Department of Basic Medical Sciences, Neurosciences and Sensory Organs (SMBNOS), Section of Human Anatomy and Histology, University of Bari "Aldo Moro", 70124 Bari, Italy.
Biomolecules. 2021 Feb 18;11(2):310. doi: 10.3390/biom11020310.
Recent advances in our understanding of the molecular pathways that control the link of inflammation with organ fibrosis and autoimmune diseases point to the epithelial to mesenchymal transition (EMT) as the common association in the progression of these diseases characterized by an intense inflammatory response. EMT, a process in which epithelial cells are gradually transformed to mesenchymal cells, is a major contributor to the pathogenesis of fibrosis. Importantly, the chronic inflammatory microenvironment has emerged as a decisive factor in the induction of pathological EMT. Transforming growth factor-β (TGF-β), a multifunctional cytokine, plays a crucial role in the induction of fibrosis, often associated with chronic phases of inflammatory diseases, contributing to marked fibrotic changes that severely impair normal tissue architecture and function. The understanding of molecular mechanisms underlying EMT-dependent fibrosis has both a basic and a translational relevance, since it may be useful to design therapies aimed at counteracting organ deterioration and failure. To this end, we reviewed the recent literature to better elucidate the molecular response to inflammatory/fibrogenic signals in autoimmune diseases in order to further the specific regulation of EMT-dependent fibrosis in more targeted therapies.

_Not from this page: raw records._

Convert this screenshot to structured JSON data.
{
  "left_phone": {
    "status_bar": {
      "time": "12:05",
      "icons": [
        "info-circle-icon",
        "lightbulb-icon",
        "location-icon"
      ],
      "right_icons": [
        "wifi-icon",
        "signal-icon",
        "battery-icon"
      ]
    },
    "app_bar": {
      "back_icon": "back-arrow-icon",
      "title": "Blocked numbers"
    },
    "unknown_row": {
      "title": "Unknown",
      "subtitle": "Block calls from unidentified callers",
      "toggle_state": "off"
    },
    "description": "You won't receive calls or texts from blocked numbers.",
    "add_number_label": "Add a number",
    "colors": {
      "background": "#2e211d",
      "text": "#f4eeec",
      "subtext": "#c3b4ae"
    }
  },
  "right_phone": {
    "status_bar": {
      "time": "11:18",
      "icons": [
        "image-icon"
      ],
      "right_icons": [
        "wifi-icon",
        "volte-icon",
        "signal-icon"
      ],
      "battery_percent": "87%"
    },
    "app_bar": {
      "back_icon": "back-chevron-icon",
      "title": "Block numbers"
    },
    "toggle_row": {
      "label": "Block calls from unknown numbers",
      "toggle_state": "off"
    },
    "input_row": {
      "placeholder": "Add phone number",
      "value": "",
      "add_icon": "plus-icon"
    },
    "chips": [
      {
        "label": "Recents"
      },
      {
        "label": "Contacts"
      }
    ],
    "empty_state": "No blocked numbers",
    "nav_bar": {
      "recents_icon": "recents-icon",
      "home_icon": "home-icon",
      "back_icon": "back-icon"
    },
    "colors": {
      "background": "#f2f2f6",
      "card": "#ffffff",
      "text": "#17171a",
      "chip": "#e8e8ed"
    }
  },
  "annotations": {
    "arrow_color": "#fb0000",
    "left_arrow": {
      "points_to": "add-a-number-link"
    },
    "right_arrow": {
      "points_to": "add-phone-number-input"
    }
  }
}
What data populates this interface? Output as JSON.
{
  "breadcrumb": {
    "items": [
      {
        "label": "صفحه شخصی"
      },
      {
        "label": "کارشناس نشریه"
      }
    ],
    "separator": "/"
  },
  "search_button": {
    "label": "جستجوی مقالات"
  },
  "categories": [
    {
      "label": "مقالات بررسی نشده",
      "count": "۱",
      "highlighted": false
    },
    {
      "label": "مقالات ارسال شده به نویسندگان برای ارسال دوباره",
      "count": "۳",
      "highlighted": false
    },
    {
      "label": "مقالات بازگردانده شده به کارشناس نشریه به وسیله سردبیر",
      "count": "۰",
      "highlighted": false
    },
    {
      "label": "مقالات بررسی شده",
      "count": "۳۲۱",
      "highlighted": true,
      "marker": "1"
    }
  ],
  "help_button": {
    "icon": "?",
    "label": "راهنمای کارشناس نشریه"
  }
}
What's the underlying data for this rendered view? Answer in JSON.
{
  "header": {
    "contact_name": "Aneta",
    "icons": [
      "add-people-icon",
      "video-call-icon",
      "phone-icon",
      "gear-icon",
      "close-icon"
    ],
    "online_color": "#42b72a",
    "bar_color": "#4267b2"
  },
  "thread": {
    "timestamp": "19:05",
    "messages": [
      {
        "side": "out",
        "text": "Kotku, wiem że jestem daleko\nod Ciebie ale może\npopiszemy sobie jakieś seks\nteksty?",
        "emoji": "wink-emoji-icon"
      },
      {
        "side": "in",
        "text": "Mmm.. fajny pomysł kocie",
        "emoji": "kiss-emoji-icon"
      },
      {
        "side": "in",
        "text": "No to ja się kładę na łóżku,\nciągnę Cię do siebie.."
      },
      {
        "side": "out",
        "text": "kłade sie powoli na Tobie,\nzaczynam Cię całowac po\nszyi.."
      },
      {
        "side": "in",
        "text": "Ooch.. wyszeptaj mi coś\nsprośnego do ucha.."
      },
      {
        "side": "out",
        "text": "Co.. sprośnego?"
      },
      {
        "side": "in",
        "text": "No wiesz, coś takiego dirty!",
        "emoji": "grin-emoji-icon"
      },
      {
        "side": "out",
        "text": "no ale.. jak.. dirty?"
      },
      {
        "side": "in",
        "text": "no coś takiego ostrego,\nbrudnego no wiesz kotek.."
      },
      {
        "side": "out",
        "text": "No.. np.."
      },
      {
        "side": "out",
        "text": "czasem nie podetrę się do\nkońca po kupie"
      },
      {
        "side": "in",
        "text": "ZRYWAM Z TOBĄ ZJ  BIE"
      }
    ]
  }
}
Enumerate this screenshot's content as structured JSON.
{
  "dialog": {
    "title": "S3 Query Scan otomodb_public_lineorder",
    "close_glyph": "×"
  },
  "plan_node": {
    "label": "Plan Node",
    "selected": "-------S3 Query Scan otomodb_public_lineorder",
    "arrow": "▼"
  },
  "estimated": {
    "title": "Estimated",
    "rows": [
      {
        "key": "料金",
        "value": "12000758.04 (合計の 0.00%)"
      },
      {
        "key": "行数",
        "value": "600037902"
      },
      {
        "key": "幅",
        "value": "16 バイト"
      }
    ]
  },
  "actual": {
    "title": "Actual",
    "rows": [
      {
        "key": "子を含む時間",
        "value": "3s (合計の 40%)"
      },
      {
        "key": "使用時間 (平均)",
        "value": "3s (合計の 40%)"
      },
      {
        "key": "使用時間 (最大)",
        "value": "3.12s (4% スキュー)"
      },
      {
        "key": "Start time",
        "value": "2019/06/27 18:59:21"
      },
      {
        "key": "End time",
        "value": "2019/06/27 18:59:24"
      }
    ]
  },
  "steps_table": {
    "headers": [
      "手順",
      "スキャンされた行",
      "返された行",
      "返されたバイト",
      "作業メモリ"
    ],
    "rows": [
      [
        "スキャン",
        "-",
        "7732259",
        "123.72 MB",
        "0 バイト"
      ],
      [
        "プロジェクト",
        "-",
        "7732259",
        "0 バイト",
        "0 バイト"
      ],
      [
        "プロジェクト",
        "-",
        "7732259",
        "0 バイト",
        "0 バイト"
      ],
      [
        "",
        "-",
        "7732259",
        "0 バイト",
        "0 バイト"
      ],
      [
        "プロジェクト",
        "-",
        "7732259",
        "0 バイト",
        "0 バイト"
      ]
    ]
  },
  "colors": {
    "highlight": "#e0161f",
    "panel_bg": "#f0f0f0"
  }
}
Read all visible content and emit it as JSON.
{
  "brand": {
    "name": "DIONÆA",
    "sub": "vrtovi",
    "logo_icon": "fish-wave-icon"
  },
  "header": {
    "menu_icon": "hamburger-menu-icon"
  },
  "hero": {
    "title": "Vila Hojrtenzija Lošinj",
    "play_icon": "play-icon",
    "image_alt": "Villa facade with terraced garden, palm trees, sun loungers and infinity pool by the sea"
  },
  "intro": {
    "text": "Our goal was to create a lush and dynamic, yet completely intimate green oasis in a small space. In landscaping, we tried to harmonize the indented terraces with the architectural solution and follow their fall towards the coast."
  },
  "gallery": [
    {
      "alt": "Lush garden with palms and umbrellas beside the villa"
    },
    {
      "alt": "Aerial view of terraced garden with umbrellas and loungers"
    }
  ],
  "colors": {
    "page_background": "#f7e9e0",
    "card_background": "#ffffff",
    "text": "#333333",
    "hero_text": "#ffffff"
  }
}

近年来,我们对控制炎症与器官纤维化和自身免疫性疾病之间联系的分子途径的理解取得了进展,这表明上皮细胞向间充质转化(EMT)是这些疾病进展的共同关联,这些疾病的特征是强烈的炎症反应。EMT 是上皮细胞逐渐转化为间充质细胞的过程,是纤维化发病机制的主要贡献者。重要的是,慢性炎症微环境已成为诱导病理性 EMT 的决定性因素。转化生长因子-β(TGF-β)是一种多功能细胞因子,在纤维化的诱导中起着关键作用,通常与炎症性疾病的慢性阶段相关,导致严重损害正常组织结构和功能的显著纤维化变化。对 EMT 依赖性纤维化的分子机制的理解具有基础和转化相关性,因为它可能有助于设计旨在对抗器官恶化和衰竭的治疗方法。为此,我们回顾了最近的文献,以更好地阐明自身免疫性疾病中炎症/纤维发生信号的分子反应,以便在更具针对性的治疗中进一步针对 EMT 依赖性纤维化进行特定调节。